I want to know how can I do that?


----------



## Guest (Feb 25, 2011)

gravel vaccuming does that with gravel.. and my botias make huge hills in the sand of my one tank so much so i think im getting rid of them... they dig under everything


----------



## monisaab (Jan 12, 2011)

Thanks m1ke715m for the reply but the fish digging will change the upper level of the sand not the bottom. I am referring to the bottom level.

May be I am not being able to convey what I am referring to. Please look at the tank pictures under the Your Tanks link and see the tank bottoms... their underside is in the form of waves.


----------



## Guest (Feb 25, 2011)

my botias dig basically all the way down to the glass in some spots... here look.










im not exactly sure what you the bottom level... if you take sand or gravel from one spot and put it on the other if you go down far enough then you have waves

some people might have eggcrate under the sand too as it lessens the chance of falling rocks breaking the glass


----------



## monisaab (Jan 12, 2011)

I know I am not being able to convey properly what i am asking. Apologies for that.

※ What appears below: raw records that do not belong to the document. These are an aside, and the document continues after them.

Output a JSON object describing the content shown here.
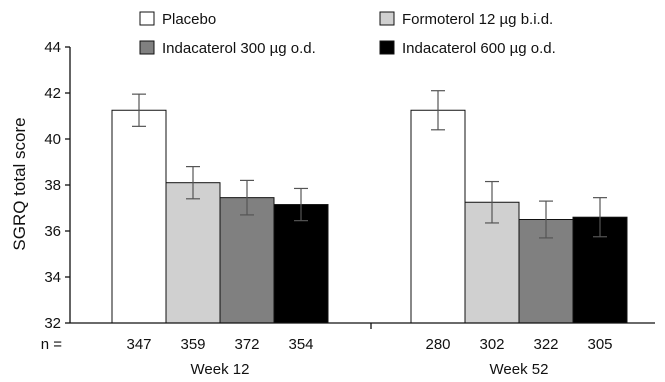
{
  "chart_data": {
    "type": "bar",
    "ylabel": "SGRQ total score",
    "xlabel": "",
    "ylim": [
      32,
      44
    ],
    "yticks": [
      32,
      34,
      36,
      38,
      40,
      42,
      44
    ],
    "grid": false,
    "legend_position": "top",
    "categories": [
      "Week 12",
      "Week 52"
    ],
    "series": [
      {
        "name": "Placebo",
        "color": "#ffffff",
        "values": [
          41.25,
          41.25
        ],
        "error": [
          0.7,
          0.85
        ],
        "n": [
          "347",
          "280"
        ]
      },
      {
        "name": "Formoterol 12 µg b.i.d.",
        "color": "#d0d0d0",
        "values": [
          38.1,
          37.25
        ],
        "error": [
          0.7,
          0.9
        ],
        "n": [
          "359",
          "302"
        ]
      },
      {
        "name": "Indacaterol 300 µg o.d.",
        "color": "#808080",
        "values": [
          37.45,
          36.5
        ],
        "error": [
          0.75,
          0.8
        ],
        "n": [
          "372",
          "322"
        ]
      },
      {
        "name": "Indacaterol 600 µg o.d.",
        "color": "#000000",
        "values": [
          37.15,
          36.6
        ],
        "error": [
          0.7,
          0.85
        ],
        "n": [
          "354",
          "305"
        ]
      }
    ],
    "n_prefix": "n ="
  }
}
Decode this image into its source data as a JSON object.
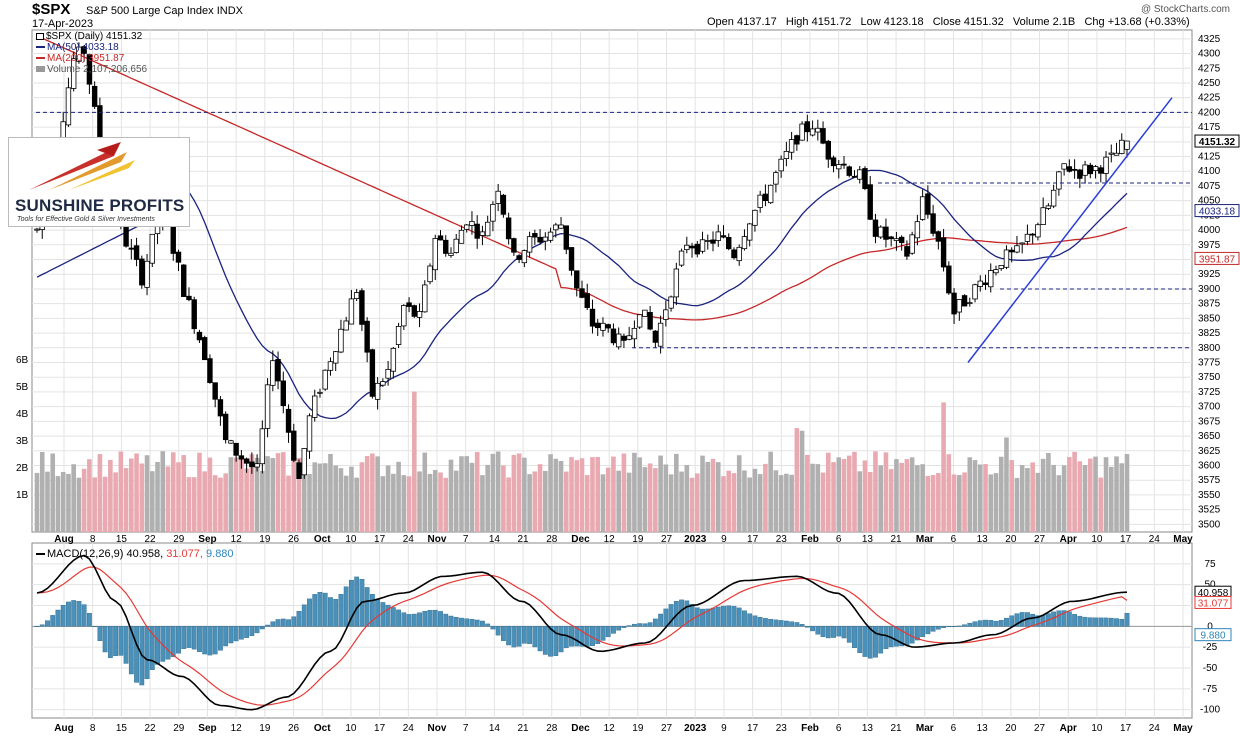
{
  "header": {
    "symbol": "$SPX",
    "name": "S&P 500 Large Cap Index",
    "exchange": "INDX",
    "date": "17-Apr-2023",
    "open_label": "Open",
    "open": "4137.17",
    "high_label": "High",
    "high": "4151.72",
    "low_label": "Low",
    "low": "4123.18",
    "close_label": "Close",
    "close": "4151.32",
    "volume_label": "Volume",
    "volume": "2.1B",
    "chg_label": "Chg",
    "chg": "+13.68 (+0.33%)",
    "watermark": "@ StockCharts.com"
  },
  "legend": {
    "price": "$SPX (Daily) 4151.32",
    "ma50": "MA(50) 4033.18",
    "ma200": "MA(200) 3951.87",
    "volume": "Volume 2,107,206,656",
    "macd_title": "MACD(12,26,9)",
    "macd_val": "40.958,",
    "macd_signal_val": "31.077,",
    "macd_hist_val": "9.880"
  },
  "logo": {
    "title": "SUNSHINE PROFITS",
    "subtitle": "Tools for Effective Gold & Silver Investments"
  },
  "colors": {
    "up": "#ffffff",
    "down": "#000000",
    "ma50": "#1a237e",
    "ma200": "#c62828",
    "vol_up": "#b0b0b0",
    "vol_down": "#e8a9b0",
    "hist": "#4a90b8",
    "macd": "#000000",
    "signal": "#e53935",
    "grid": "#e3e3e3",
    "hline": "#1a237e",
    "trend": "#2a3fd6"
  },
  "chart_data": [
    {
      "type": "candlestick",
      "title": "$SPX (Daily) 4151.32",
      "y_ticks": [
        3500,
        3525,
        3550,
        3575,
        3600,
        3625,
        3650,
        3675,
        3700,
        3725,
        3750,
        3775,
        3800,
        3825,
        3850,
        3875,
        3900,
        3925,
        3950,
        3975,
        4000,
        4025,
        4050,
        4075,
        4100,
        4125,
        4150,
        4175,
        4200,
        4225,
        4250,
        4275,
        4300,
        4325
      ],
      "ylim": [
        3487,
        4340
      ],
      "x_labels": [
        "Aug",
        "8",
        "15",
        "22",
        "29",
        "Sep",
        "12",
        "19",
        "26",
        "Oct",
        "10",
        "17",
        "24",
        "Nov",
        "7",
        "14",
        "21",
        "28",
        "Dec",
        "12",
        "19",
        "27",
        "2023",
        "9",
        "17",
        "23",
        "Feb",
        "6",
        "13",
        "21",
        "Mar",
        "6",
        "13",
        "20",
        "27",
        "Apr",
        "10",
        "17",
        "24",
        "May"
      ],
      "price_tags": [
        {
          "label": "4151.32",
          "value": 4151.32
        },
        {
          "label": "4033.18",
          "value": 4033.18
        },
        {
          "label": "3951.87",
          "value": 3951.87
        }
      ],
      "horizontal_levels": [
        4200,
        4080,
        3900,
        3800
      ],
      "trendline": {
        "from": {
          "date": "2023-03-10",
          "value": 3775
        },
        "to": {
          "date": "2023-04-27",
          "value": 4225
        }
      },
      "ohlc_keys": [
        {
          "period": "2022-08",
          "close": 4000
        },
        {
          "period": "2022-08-16",
          "close": 4305
        },
        {
          "period": "2022-09-30",
          "close": 3585
        },
        {
          "period": "2022-10-12",
          "close": 3577
        },
        {
          "period": "2022-12-01",
          "close": 4076
        },
        {
          "period": "2022-12-28",
          "close": 3783
        },
        {
          "period": "2023-02-02",
          "close": 4180
        },
        {
          "period": "2023-03-13",
          "close": 3855
        },
        {
          "period": "2023-04-17",
          "close": 4151.32
        }
      ],
      "ma50_label": "MA(50) 4033.18",
      "ma200_label": "MA(200) 3951.87"
    },
    {
      "type": "bar",
      "title": "Volume 2,107,206,656",
      "y_ticks": [
        "1B",
        "2B",
        "3B",
        "4B",
        "5B",
        "6B"
      ],
      "note": "volume histogram overlaid on price panel"
    },
    {
      "type": "line",
      "title": "MACD(12,26,9)",
      "series": [
        {
          "name": "MACD(12,26,9)",
          "last": 40.958
        },
        {
          "name": "signal",
          "last": 31.077
        },
        {
          "name": "histogram",
          "last": 9.88
        }
      ],
      "y_ticks": [
        75,
        50,
        25,
        0,
        -25,
        -50,
        -75,
        -100
      ],
      "price_tags": [
        {
          "label": "40.958",
          "value": 40.958
        },
        {
          "label": "31.077",
          "value": 31.077
        },
        {
          "label": "9.880",
          "value": 9.88
        }
      ]
    }
  ]
}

I mean there seems to be a distance between the tank bottom and the sand at some places only. At some places the sand seems to be on the tank bottom but at others it looks as if it is on some kind of a carpet that has some curls and lifted-off the floor at a few places thereby creating a wavy effect at the bottom.


----------



## Guest (Feb 25, 2011)

which tank in particular? cuz i dont see what you are describing.. i understand what your saying.. jus dont see it...it might just be some shadows caused from the flash


----------



## monisaab (Jan 12, 2011)

I have tried to highlight the areas that i am referring to in RED.


----------



## Guest (Feb 25, 2011)

probly just shadows unless he put a rock under... but i think its just shadows


----------



## AZcichlidfreak (Nov 16, 2010)

m1ke715m said:


> probly just shadows unless he put a rock under... but i think its just shadows


Yes those are just shadows from the lights thru the substrate. If you simply make your substrate deeper in places along your front glass you should get that same look. :thumb:


----------



## lelandgray (Jan 19, 2011)

Yeah, just make the substrate deeper in some areas to get that effect. When I first put my sand in, it was fairly uniform in coverage.. but when I put turned my UGJ's on, the sand ended up getting blown around and created little hills here and there.


----------



## RRasco (Aug 31, 2006)

Light only penetrates the substrate so far. If the sand is higher in one place, the bottom 'wave' will match it b/c its just light penetration. Notice how the waves you were describing follow the curve of the sand *exactly*...?


----------



## monisaab (Jan 12, 2011)

Thanks for the help friends. Appreciate it.


----------



## DrgRcr (Jun 23, 2009)

If you get mbuna, they will do that for you!


----------



## monisaab (Jan 12, 2011)

LOL yu are right DrgRcr.

Thanks everyone.


----------



## Cromak (Dec 29, 2010)

All done by Circulation Pumps in my tank


----------



## monisaab (Jan 12, 2011)

Thanks Cromak.

The tank looks wonderful...


----------